Season and block plan
Season and block plan
Asking an assistant to “make me a training plan” in one shot produces a generic plan and often overruns the context window. This recipe splits the job into three stages — assess, design, schedule — so each step is grounded in your real data and you approve the plan before anything touches your calendar.
When to use this
- When you have a goal event and a runway of 8+ weeks.
- At the start of a season, to lay out base/build/peak/taper blocks.

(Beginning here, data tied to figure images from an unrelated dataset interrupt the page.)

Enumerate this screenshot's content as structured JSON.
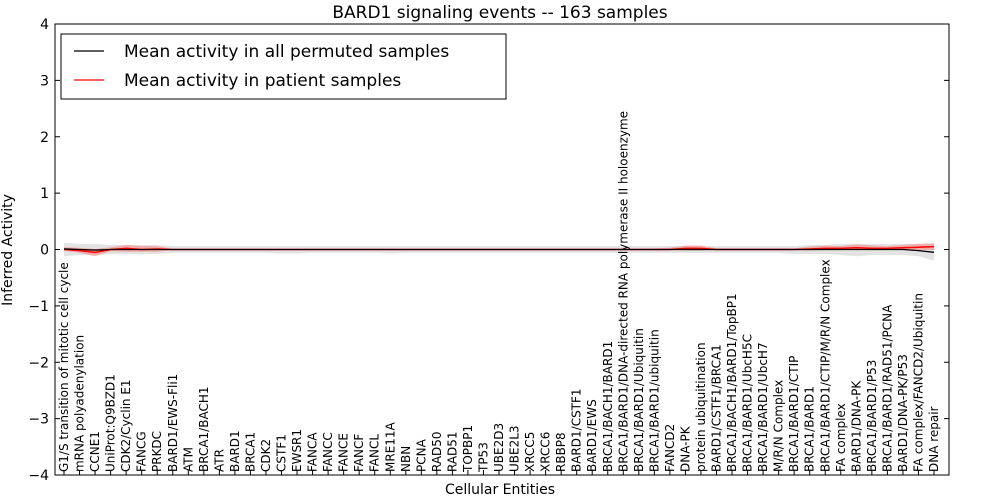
{
  "chart_data": {
    "type": "line",
    "title": "BARD1 signaling events -- 163 samples",
    "xlabel": "Cellular Entities",
    "ylabel": "Inferred Activity",
    "ylim": [
      -4,
      4
    ],
    "yticks": [
      "−4",
      "−3",
      "−2",
      "−1",
      "0",
      "1",
      "2",
      "3",
      "4"
    ],
    "ytick_values": [
      -4,
      -3,
      -2,
      -1,
      0,
      1,
      2,
      3,
      4
    ],
    "legend": {
      "placement": "top-left",
      "entries": [
        {
          "label": "Mean activity in all permuted samples",
          "color": "#000000"
        },
        {
          "label": "Mean activity in patient samples",
          "color": "#ff0000"
        }
      ]
    },
    "categories": [
      "G1/S transition of mitotic cell cycle",
      "mRNA polyadenylation",
      "CCNE1",
      "UniProt:Q9BZD1",
      "CDK2/Cyclin E1",
      "FANCG",
      "PRKDC",
      "BARD1/EWS-Fli1",
      "ATM",
      "BRCA1/BACH1",
      "ATR",
      "BARD1",
      "BRCA1",
      "CDK2",
      "CSTF1",
      "EWSR1",
      "FANCA",
      "FANCC",
      "FANCE",
      "FANCF",
      "FANCL",
      "MRE11A",
      "NBN",
      "PCNA",
      "RAD50",
      "RAD51",
      "TOPBP1",
      "TP53",
      "UBE2D3",
      "UBE2L3",
      "XRCC5",
      "XRCC6",
      "RBBP8",
      "BARD1/CSTF1",
      "BARD1/EWS",
      "BRCA1/BACH1/BARD1",
      "BRCA1/BARD1/DNA-directed RNA polymerase II holoenzyme",
      "BRCA1/BARD1/Ubiquitin",
      "BRCA1/BARD1/ubiquitin",
      "FANCD2",
      "DNA-PK",
      "protein ubiquitination",
      "BARD1/CSTF1/BRCA1",
      "BRCA1/BACH1/BARD1/TopBP1",
      "BRCA1/BARD1/UbcH5C",
      "BRCA1/BARD1/UbcH7",
      "M/R/N Complex",
      "BRCA1/BARD1/CTIP",
      "BRCA1/BARD1",
      "BRCA1/BARD1/CTIP/M/R/N Complex",
      "FA complex",
      "BARD1/DNA-PK",
      "BRCA1/BARD1/P53",
      "BRCA1/BARD1/RAD51/PCNA",
      "BARD1/DNA-PK/P53",
      "FA complex/FANCD2/Ubiquitin",
      "DNA repair"
    ],
    "series": [
      {
        "name": "Mean activity in all permuted samples",
        "color": "#000000",
        "values": [
          0.01,
          0.0,
          -0.01,
          0.0,
          0.0,
          0.0,
          0.0,
          0.0,
          0.0,
          0.0,
          0.0,
          0.0,
          0.0,
          0.0,
          0.0,
          0.0,
          0.0,
          0.0,
          0.0,
          0.0,
          0.0,
          0.0,
          0.0,
          0.0,
          0.0,
          0.0,
          0.0,
          0.0,
          0.0,
          0.0,
          0.0,
          0.0,
          0.0,
          0.0,
          0.0,
          0.0,
          0.0,
          0.0,
          0.0,
          0.0,
          0.0,
          0.0,
          0.0,
          0.0,
          0.0,
          0.0,
          0.0,
          0.0,
          0.0,
          0.0,
          0.0,
          0.0,
          0.0,
          0.0,
          0.0,
          -0.02,
          -0.05
        ],
        "band_low": [
          -0.12,
          -0.1,
          -0.1,
          -0.08,
          -0.08,
          -0.08,
          -0.08,
          -0.06,
          -0.06,
          -0.06,
          -0.06,
          -0.06,
          -0.06,
          -0.06,
          -0.07,
          -0.07,
          -0.06,
          -0.06,
          -0.06,
          -0.06,
          -0.06,
          -0.07,
          -0.06,
          -0.06,
          -0.06,
          -0.06,
          -0.06,
          -0.06,
          -0.06,
          -0.06,
          -0.06,
          -0.06,
          -0.06,
          -0.06,
          -0.06,
          -0.06,
          -0.06,
          -0.06,
          -0.06,
          -0.06,
          -0.06,
          -0.06,
          -0.06,
          -0.06,
          -0.06,
          -0.06,
          -0.06,
          -0.08,
          -0.08,
          -0.08,
          -0.1,
          -0.12,
          -0.1,
          -0.1,
          -0.1,
          -0.12,
          -0.2
        ],
        "band_high": [
          0.12,
          0.1,
          0.1,
          0.08,
          0.08,
          0.08,
          0.08,
          0.06,
          0.06,
          0.06,
          0.06,
          0.06,
          0.06,
          0.06,
          0.06,
          0.06,
          0.06,
          0.06,
          0.06,
          0.06,
          0.06,
          0.06,
          0.06,
          0.06,
          0.06,
          0.06,
          0.06,
          0.06,
          0.06,
          0.06,
          0.06,
          0.06,
          0.06,
          0.06,
          0.06,
          0.06,
          0.06,
          0.06,
          0.06,
          0.06,
          0.06,
          0.06,
          0.06,
          0.06,
          0.06,
          0.06,
          0.06,
          0.06,
          0.08,
          0.08,
          0.1,
          0.1,
          0.1,
          0.1,
          0.1,
          0.1,
          0.12
        ]
      },
      {
        "name": "Mean activity in patient samples",
        "color": "#ff0000",
        "values": [
          0.0,
          -0.02,
          -0.05,
          0.0,
          0.02,
          0.0,
          0.01,
          0.0,
          0.0,
          0.0,
          0.0,
          0.0,
          0.0,
          0.0,
          0.0,
          0.0,
          0.0,
          0.0,
          0.0,
          0.0,
          0.0,
          0.0,
          0.0,
          0.0,
          0.0,
          0.0,
          0.0,
          0.0,
          0.0,
          0.0,
          0.0,
          0.0,
          0.0,
          0.0,
          0.0,
          0.0,
          0.0,
          0.0,
          0.0,
          0.0,
          0.02,
          0.02,
          0.0,
          0.0,
          0.0,
          0.0,
          0.0,
          0.0,
          0.01,
          0.02,
          0.02,
          0.03,
          0.02,
          0.02,
          0.03,
          0.04,
          0.05
        ],
        "band_low": [
          -0.02,
          -0.06,
          -0.12,
          -0.03,
          -0.04,
          -0.04,
          -0.04,
          -0.01,
          -0.01,
          -0.01,
          -0.01,
          -0.01,
          -0.01,
          -0.01,
          -0.01,
          -0.01,
          -0.01,
          -0.01,
          -0.01,
          -0.01,
          -0.01,
          -0.01,
          -0.01,
          -0.01,
          -0.01,
          -0.01,
          -0.01,
          -0.01,
          -0.01,
          -0.01,
          -0.01,
          -0.01,
          -0.01,
          -0.01,
          -0.01,
          -0.01,
          -0.01,
          -0.01,
          -0.01,
          -0.01,
          -0.02,
          -0.02,
          -0.01,
          -0.01,
          -0.01,
          -0.01,
          -0.01,
          -0.01,
          -0.02,
          -0.01,
          -0.01,
          -0.01,
          -0.01,
          -0.01,
          -0.01,
          -0.01,
          -0.01
        ],
        "band_high": [
          0.04,
          0.03,
          0.01,
          0.04,
          0.08,
          0.06,
          0.06,
          0.01,
          0.01,
          0.01,
          0.01,
          0.01,
          0.01,
          0.01,
          0.01,
          0.01,
          0.01,
          0.01,
          0.01,
          0.01,
          0.01,
          0.01,
          0.01,
          0.01,
          0.01,
          0.01,
          0.01,
          0.01,
          0.01,
          0.01,
          0.01,
          0.01,
          0.01,
          0.01,
          0.01,
          0.01,
          0.01,
          0.01,
          0.02,
          0.03,
          0.07,
          0.07,
          0.02,
          0.02,
          0.02,
          0.02,
          0.02,
          0.02,
          0.05,
          0.07,
          0.06,
          0.09,
          0.07,
          0.06,
          0.08,
          0.1,
          0.1
        ]
      }
    ]
  }
}
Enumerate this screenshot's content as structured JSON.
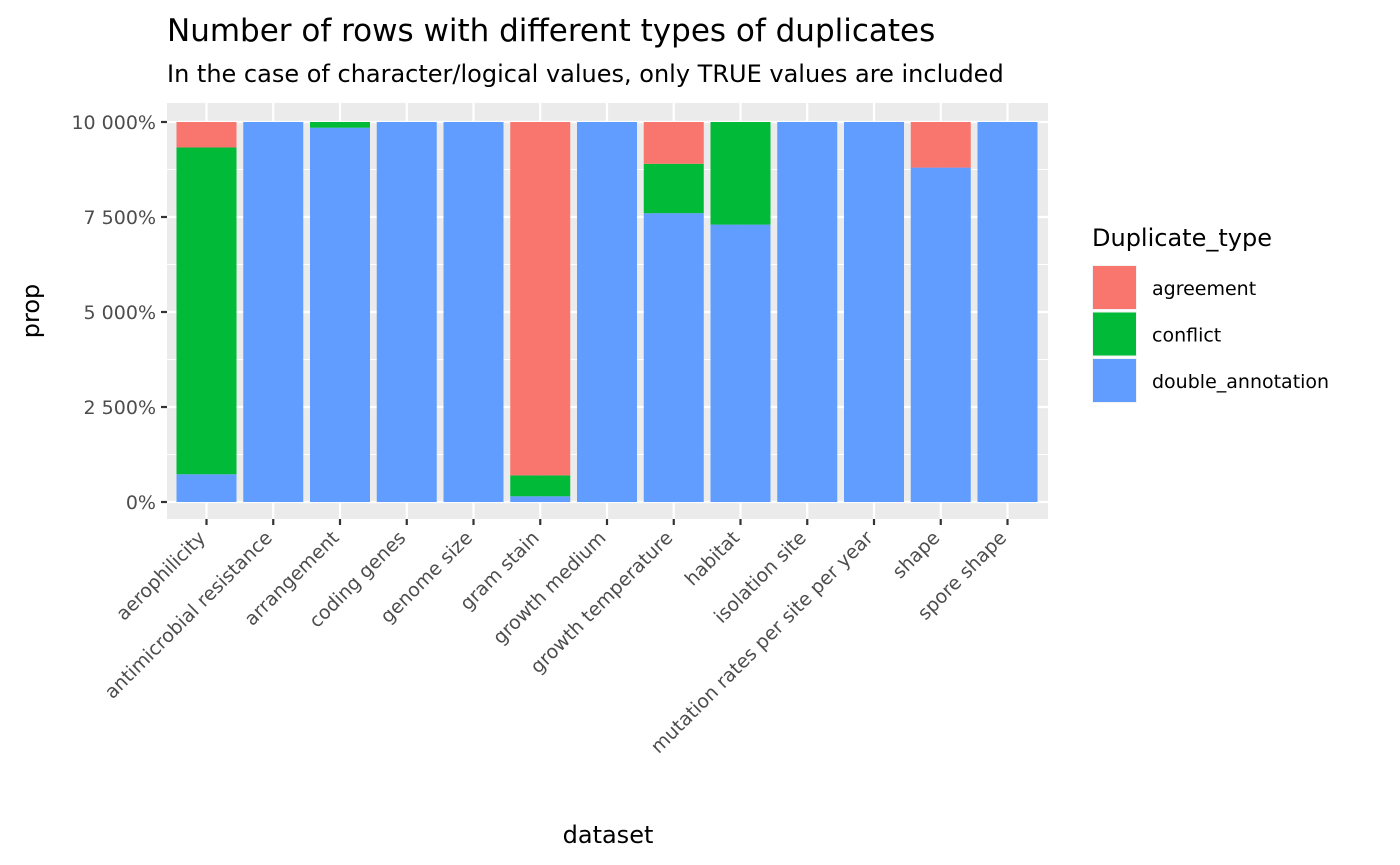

- After a goal event, to plan the next macrocycle.
The recipe
Send the stages as separate messages. Wait for each before sending the next.
Stage 1 — assess
Stage 1 of planning my season. Use icuvisor with my intervals.icu data.
Read my athlete profile, my fitness trend (CTL / ATL / TSB) for the last
8 weeks, my training-load summary for that period, and my upcoming events.
Summarize my current fitness, my recent weekly load range, and how much
training history you can actually see. Do not propose a plan yet.Stage 2 — design
Stage 2. My goal is [GOAL EVENT] on [DATE]. It demands [e.g. 3-hour road
race, hilly]. Design a periodized plan from now to race day:
- Name each block (base, build, peak, taper), its length, and its purpose.
- Give a weekly training-load target and ramp rate per block.
- Place recovery weeks (every 3rd or 4th week).
- State a target CTL for race day.
Use get_fitness_projection to check the CTL path is realistic given my
current fitness and the ramp you chose. Present the plan as a week-by-week
table. Do not write anything to my calendar yet.Stage 3 — schedule
Stage 3. The plan looks good. Add it to my calendar one week at a time:
create the block markers and the key sessions as events, show me each week
before moving to the next, and stop if I say so.What icuvisor does
| Stage | Tools |
|---|---|
| Assess | get_athlete_profile, get_fitness, get_training_summary, get_events, get_training_plan |
| Design | get_fitness_projection — simulates CTL/ATL/TSB under your proposed ramp and recovery cadence |
| Schedule | add_or_update_event — one event per session, gated on write mode |
A good answer looks like
Stage 2 should produce something like:
Plan: 12 weeks to [GOAL EVENT]. Current CTL 58; race-day target CTL ~72.
Block Weeks Focus Weekly load Ramp Base 2 1-3 Aerobic volume, tempo 480 → 520 +6%/wk Recovery 4 Absorb 300 -40% Build 1 5-7 Threshold 540 → 590 +5%/wk Recovery 8 Absorb 340 -40% Build 2 9-11 VO2 + race-specific 560 → 600 +4%/wk Taper 12 Sharpen 320 → race -45%
get_fitness_projectionconfirms this lands CTL at 71 and TSB at +12 on race morning — within target. Pushing the Build ramps above 6%/wk would overshoot ATL and leave TSB negative on race day.
Variations
- No calendar writes: stop after Stage 2 and apply the plan in intervals.icu yourself. Useful when the server runs read-only.
- Apply a library plan: if a structured plan already exists, ask the assistant to use
apply_training_planinstead of authoring one. - Re-plan mid-season: “I missed two weeks to illness — re-assess and adjust the remaining blocks.”
Why this prompt works
- Three stages, three messages. Keeps each tool burst small and gives you a checkpoint before any write — the opposite of a single mega-prompt that gets interrupted.
get_fitness_projectionas a reality check. The assistant proposes a ramp; the tool tests whether the CTL path is actually reachable, so the plan is not just plausible prose.- Schedule last, week by week. Calendar writes are gated and hard to undo in bulk. Incremental scheduling keeps you in control.